When someone asks you what you want as a gift this would be a great idea. 😉
http://www.livingwordpictures.com/pkg_complete_hwp.htm
Thanks. Great idea! 🙂
Thanks for the post, it definitely makes me want to look deeper into verses I skim through so often. But it raised another question for me…
What does it mean for the ‘governement to rest on his shoulders’?
Is this a similar saying to what we have about feeling responsible for something? As it’s written, I might think that ‘resting on the shoulders’ is ‘yoke talk’ which suggests Torah observance, which suggests establishing God’s Kingdom — which would then apply in obvious ways to both Hezekiah and Yeshua.
The other way I’ve heard ‘governement to rest upon his shoulders’ interpreted prophetically — is the persecution of Yeshua in the form of Herod trying to kill him. Any thoughts?
“God is smarter than we are and He is perfectly capable of teaching more than one thing from any given verse of Scripture.”
And as the Author, He is the only One who is entitled to take His word and apply it out of context! 🙂
You are SO right about this. Should make all of us pay a lot more attention to the ORIGINAL audience.
Perhaps, ~ “blindness in part is happened to Israel, until the fulness of the Gentiles be come in..” ~ (Romans 11.25)
~ Brothers and sisters, my heart’s desire and prayer to God on behalf of my fellow Israelites is for their salvation ~ (Romans 10.1)
Why would that be Paul? Are some of them “lost?” and currently in need of “salvation or deliverance?”
Yeshua wept over Jerusalem. (John 11.35) Why?
And as far as the “translation” of Isaiah 9.6 goes, (is it Messianic or is it speaking of King Hezekiah, (a mere mortal), let us remember the small things called “commas” do not exist in the Hebrew, (why does a Goy remember this?). No, these are not (Greek) commas- these are (Hebrew) “dashes” as in “Pele-yoez-El Gibbor-Abi-ad-sar-shalom!” And also, – is this all?

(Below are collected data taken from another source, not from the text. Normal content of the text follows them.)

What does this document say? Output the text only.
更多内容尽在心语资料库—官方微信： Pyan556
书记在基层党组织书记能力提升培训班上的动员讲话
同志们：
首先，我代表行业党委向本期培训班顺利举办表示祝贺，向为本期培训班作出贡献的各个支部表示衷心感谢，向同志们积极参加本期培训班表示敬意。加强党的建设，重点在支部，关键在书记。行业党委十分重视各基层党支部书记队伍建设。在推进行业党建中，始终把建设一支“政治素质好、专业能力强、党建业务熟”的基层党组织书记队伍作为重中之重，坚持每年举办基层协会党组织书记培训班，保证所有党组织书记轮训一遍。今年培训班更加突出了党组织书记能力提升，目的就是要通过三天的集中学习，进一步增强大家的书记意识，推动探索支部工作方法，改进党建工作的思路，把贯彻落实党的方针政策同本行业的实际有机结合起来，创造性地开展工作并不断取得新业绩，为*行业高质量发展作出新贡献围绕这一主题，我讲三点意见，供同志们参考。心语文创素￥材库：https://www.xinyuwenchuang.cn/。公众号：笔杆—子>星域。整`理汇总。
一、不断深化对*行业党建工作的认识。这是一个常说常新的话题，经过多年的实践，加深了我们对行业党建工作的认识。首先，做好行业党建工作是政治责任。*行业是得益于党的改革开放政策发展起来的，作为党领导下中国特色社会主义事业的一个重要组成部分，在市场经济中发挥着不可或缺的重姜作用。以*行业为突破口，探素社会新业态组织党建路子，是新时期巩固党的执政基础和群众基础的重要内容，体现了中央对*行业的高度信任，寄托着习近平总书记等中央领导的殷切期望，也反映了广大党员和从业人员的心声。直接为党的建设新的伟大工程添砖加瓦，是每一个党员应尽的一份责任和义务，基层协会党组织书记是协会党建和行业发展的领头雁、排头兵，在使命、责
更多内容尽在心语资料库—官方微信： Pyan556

What “else” about tHis Name above all names?
John the Immerser had his doubts also. (John, be not faithless, but believing!) He also “had his moments of doubting..” –
A wonderful question for any man:
~ “Are you the Messiah we’ve been expecting, or should we keep looking for someone else?”? ~
(Matthew 11.3)
Both words are nouns (yoetz is a participle functioning as a noun), so they are nouns in construct – translated literally, “a wonder of counseling.”